I felt a bit like Maria in The Sound of Music.
Not the good all-singing, all-dancing Maria, the Maria that sews fairly dodgy play clothes made out of old curtains for her charges.
I was galloping through that job list that gets transported from one diary to the next every year, annually written down with best intentions but with that secret knowledge that it might never, ever happen.
But there I was, stuck at home along with the rest of the world and crossing off those little things like a trouper (and wondering why I never did them years earlier).
I'd gurneyed the paths, cleaned the windows, whitened the shower recess, touched up some paint and I was tackling the sewing pile. There is a piece of material there that I have wanted to make into a dress for about 15 years now.

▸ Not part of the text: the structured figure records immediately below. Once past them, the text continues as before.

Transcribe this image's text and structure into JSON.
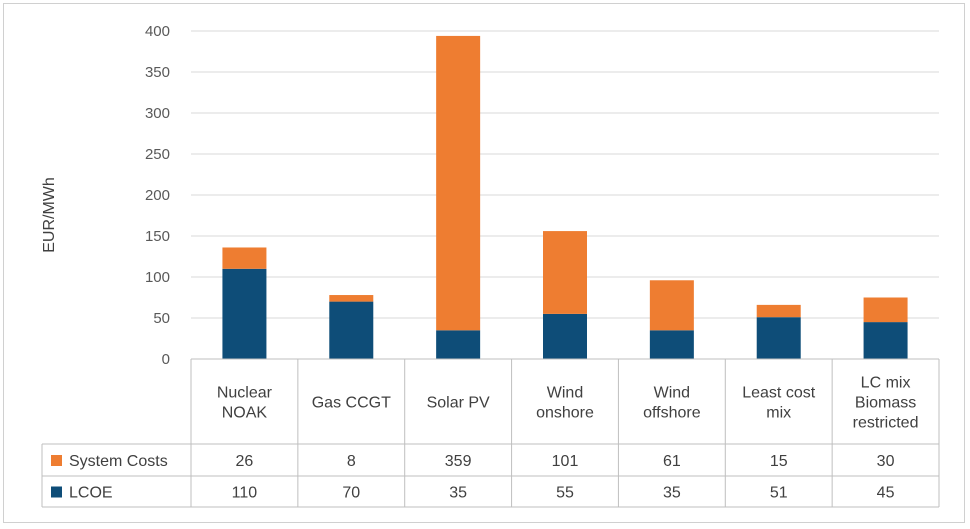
{
  "chart_data": {
    "type": "bar",
    "stacked": true,
    "categories": [
      [
        "Nuclear",
        "NOAK"
      ],
      [
        "Gas CCGT"
      ],
      [
        "Solar PV"
      ],
      [
        "Wind",
        "onshore"
      ],
      [
        "Wind",
        "offshore"
      ],
      [
        "Least cost",
        "mix"
      ],
      [
        "LC mix",
        "Biomass",
        "restricted"
      ]
    ],
    "series": [
      {
        "name": "LCOE",
        "values": [
          110,
          70,
          35,
          55,
          35,
          51,
          45
        ]
      },
      {
        "name": "System Costs",
        "values": [
          26,
          8,
          359,
          101,
          61,
          15,
          30
        ]
      }
    ],
    "table_row_order": [
      "System Costs",
      "LCOE"
    ],
    "ylabel": "EUR/MWh",
    "ylim": [
      0,
      400
    ],
    "yticks": [
      0,
      50,
      100,
      150,
      200,
      250,
      300,
      350,
      400
    ],
    "grid": true,
    "legend": "data-table",
    "colors": {
      "LCOE": "#0e4d78",
      "System Costs": "#ee7d31",
      "grid": "#d9d9d9",
      "table": "#bfbfbf"
    }
  }
}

What has put me off is that I really like this material and I don't want to stuff it up. My vision for it is something that wafts, creating that arty looking garb that would fit in at art exhibition openings and the like.
It was this exotic vision that was both a stimulus and a hinderance, frightened as I was to ruin it with the final creation.
And so, it seemed wise to make a draft using some old calico curtain lining (and yes, this is where Maria comes in)
The material would also serve as the pattern for the dress, created as it was out of my imagination and a bit of help from various other outfits I have in my wardrobe.
I hummed The Hills are Alive as I cut, pinned and sewed. And suddenly there emerged the vision in calico that I so desperately imagined.
The calico fell just so with a wistful waftiness. The dress was slightly too big, but I figured I could fix that as I cut into the material of my dreams.
At the end of the furious creation and with a sense of joyful expectation, I tried this one on too. The material just didn't fall the way it should and perhaps I had forgotten to make it slightly smaller around the neck and arms. Hmm.
And so I tucked and I sewed and I re-imagined the outfit all over again. It remains in my wardrobe, yet to be worn. But the calico dress remains a firm favourite.